A vida dá voltas...  E nestas voltas, nos põe novamente no mesmo lugar que estivemos um dia, para que possamos nos situar frente ao mesmo episódio de uma forma diferente. E foi isso que aconteceu... Agora, com a força e com a garra de um leão, tomou para si uma presa. Antes de abatê-la, olhou no fundo de seus olhos e a soltou sem titubear. Uma hiena muda e com o seu riso sarcástico travado perguntou:
͟   Por que desistiu de me devorar?
͟  Porque, ao contrário de você, mesmo com minha barriga vazia, sou capaz de escolher.
͟  O que lhe motivou fazer esta escolha?

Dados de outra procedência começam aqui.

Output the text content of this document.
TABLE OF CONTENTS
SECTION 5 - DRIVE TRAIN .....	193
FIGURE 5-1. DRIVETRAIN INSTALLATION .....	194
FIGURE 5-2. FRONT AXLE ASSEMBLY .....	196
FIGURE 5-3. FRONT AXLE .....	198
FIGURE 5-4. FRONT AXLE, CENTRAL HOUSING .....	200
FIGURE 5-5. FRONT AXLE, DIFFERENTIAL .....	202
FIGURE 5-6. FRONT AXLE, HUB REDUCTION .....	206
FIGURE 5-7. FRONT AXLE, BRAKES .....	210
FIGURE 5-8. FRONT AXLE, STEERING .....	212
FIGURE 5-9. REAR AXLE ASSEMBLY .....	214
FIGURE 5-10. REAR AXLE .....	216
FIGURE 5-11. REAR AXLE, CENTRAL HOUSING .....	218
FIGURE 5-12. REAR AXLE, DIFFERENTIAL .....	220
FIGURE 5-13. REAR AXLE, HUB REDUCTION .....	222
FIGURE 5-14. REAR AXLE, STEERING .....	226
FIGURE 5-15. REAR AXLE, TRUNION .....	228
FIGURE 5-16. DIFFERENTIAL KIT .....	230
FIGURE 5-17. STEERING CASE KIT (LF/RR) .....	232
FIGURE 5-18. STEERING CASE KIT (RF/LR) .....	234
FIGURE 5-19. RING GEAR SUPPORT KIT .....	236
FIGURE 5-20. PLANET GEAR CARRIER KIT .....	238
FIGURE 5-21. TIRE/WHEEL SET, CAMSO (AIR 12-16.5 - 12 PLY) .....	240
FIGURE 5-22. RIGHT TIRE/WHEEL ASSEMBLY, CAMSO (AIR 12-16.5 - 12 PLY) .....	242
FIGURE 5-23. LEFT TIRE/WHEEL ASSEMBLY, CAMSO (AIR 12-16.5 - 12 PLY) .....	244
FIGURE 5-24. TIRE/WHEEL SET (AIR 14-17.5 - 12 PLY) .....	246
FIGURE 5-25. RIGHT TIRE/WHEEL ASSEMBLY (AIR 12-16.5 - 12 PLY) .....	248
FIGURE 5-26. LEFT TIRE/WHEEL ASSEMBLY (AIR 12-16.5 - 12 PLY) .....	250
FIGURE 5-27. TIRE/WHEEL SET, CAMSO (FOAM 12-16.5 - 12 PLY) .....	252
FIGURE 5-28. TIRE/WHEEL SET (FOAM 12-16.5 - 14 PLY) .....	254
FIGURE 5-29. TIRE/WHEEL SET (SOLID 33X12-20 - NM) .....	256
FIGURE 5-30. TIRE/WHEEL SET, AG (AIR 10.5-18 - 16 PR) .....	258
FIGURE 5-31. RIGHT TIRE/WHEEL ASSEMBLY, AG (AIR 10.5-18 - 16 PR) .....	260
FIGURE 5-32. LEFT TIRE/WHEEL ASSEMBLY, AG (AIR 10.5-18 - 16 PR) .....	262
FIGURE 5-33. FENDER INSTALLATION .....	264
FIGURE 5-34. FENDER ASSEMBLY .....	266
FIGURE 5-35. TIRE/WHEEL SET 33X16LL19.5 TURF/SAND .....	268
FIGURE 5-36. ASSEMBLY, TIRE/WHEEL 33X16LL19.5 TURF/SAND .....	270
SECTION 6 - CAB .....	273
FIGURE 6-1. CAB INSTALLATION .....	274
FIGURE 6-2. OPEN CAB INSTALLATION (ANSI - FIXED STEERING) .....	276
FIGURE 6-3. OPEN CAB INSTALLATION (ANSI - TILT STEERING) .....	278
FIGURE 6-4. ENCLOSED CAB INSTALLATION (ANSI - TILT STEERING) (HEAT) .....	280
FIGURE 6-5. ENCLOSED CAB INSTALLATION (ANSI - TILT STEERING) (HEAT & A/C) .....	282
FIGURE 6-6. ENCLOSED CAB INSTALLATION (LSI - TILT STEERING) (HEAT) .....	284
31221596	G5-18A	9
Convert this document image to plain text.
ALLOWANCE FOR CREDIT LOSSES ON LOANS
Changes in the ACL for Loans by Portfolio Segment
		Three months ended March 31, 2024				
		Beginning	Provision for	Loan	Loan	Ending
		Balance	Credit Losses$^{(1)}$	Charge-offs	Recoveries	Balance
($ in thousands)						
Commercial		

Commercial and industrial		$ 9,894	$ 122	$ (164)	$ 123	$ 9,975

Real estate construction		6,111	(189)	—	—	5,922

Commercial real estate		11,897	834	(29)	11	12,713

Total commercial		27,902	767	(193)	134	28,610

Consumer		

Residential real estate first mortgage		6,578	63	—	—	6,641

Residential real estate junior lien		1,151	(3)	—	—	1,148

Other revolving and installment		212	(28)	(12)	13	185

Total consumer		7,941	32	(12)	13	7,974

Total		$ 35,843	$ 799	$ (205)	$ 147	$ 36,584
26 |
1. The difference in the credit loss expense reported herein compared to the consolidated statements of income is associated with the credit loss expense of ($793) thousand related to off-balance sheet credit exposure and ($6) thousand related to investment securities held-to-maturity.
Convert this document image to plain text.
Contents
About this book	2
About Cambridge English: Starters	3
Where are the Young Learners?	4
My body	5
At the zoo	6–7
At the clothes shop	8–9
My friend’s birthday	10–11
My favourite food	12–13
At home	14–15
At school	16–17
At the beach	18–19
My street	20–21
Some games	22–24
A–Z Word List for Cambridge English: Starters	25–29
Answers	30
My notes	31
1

Perguntou a hiena repleta de curiosidade.
͟  Mesmo que não me reconheça, saiba que, no passado,  você me libertou  com o seu sarcasmo. Agora, eu lhe liberto com a minha compaixão e gratidão.
͟  Mesmo que não reconheça a esperteza de uma hiena, saiba que lhe reconheci profundamente desde o primeiro momento que o vi. Completou a hiena, olhando no fundo dos olhos de Cristal.
͟   Como assim? Perguntou Cristal confuso e tomado por aquele olhar que parecia atravessar sua alma como se fosse uma flecha.
͟  Em nosso primeiro encontro, embora eu estivesse também com a minha barriga vazia, fingi estar saciada para não correr o risco de despertar sua fera adormecida. Esclareceu a hiena dando uma risadinha que externava humildade e uma profunda admiração pelo mesmo.
͟   Quer dizer que me reconheceu? Perguntou Cristal surpreso.
͟   Assim que colocaste os olhos em mim. Respondeu a hiena com firmeza.
͟   Mas, porque disseste que não estava com fome, naquela ocasião,  quando poderia ter me devorado? Indagou Cristal.
͟   Por medo e por respeito à sua majestade. Respondeu a hiena com ar de reverência.
͟  Não consigo entender! Naquela época eu não era nada! Vivia de ilusões e era prisioneiro de uma vida pequena como você mesmo disse. Questionou Cristal.
͟  Mas, por detrás daquelas ilusões se escondia um rei e eu sabia que ele poderia assumir o seu trono frente a vida a qualquer momento. Reconheci o seu poder muito antes de você. Esclareceu a hiena.
͟ Você é muito esperta mesmo! Exclamou Cristal rugindo como se estivesse dando uma boa gargalhada.
Os dois ficaram ali, rindo das idiossincrasias de cada um.   Depois de algum tempo, a hiena despediu-se, saiu dando suas estridentes risadas e gritando bem alto:
͟   O prisioneiro se libertou! E desapareceu novamente no horizonte.
O horizonte continua sempre lá, em algum lugar. Basta olharmos com vontade de enxergar. É de lá que sai e se recolhe o sol que enche os nossos olhos de admiração. Que possamos a cada nascer e a cada por do sol no lembrar do Cristal que carregamos dentro de nós. Que possamos, sobretudo, fazer o nosso Cristal dar um salto rumo ao infinito e mergulhar em nosso sol interior.

ESPAÇO DE REFLEXÃO

1)Faça uma lista das estruturas as quais você se sente aprisionado.
2) Consciente de suas estruturas prisionais, reflita sobre quais dela você se sente em condições de se libertar neste atual momento de sua vida.
3) Escolha uma delas e reflita sobre o que é necessário fazer para se libertar desta estrutura
4) Estabeleça uma meta para a sua libertação, selecionando cada passo a ser dado e uma data específica para a execução de cada passo
5) Cumpra o desafio abaixo                     

DESAFIO

Execute a meta acima.

No processo acima, o mais difícil não é saber o que fazer, ou como fazer; o mais difícil é executar este fazer.  Portanto, “FAÇA”!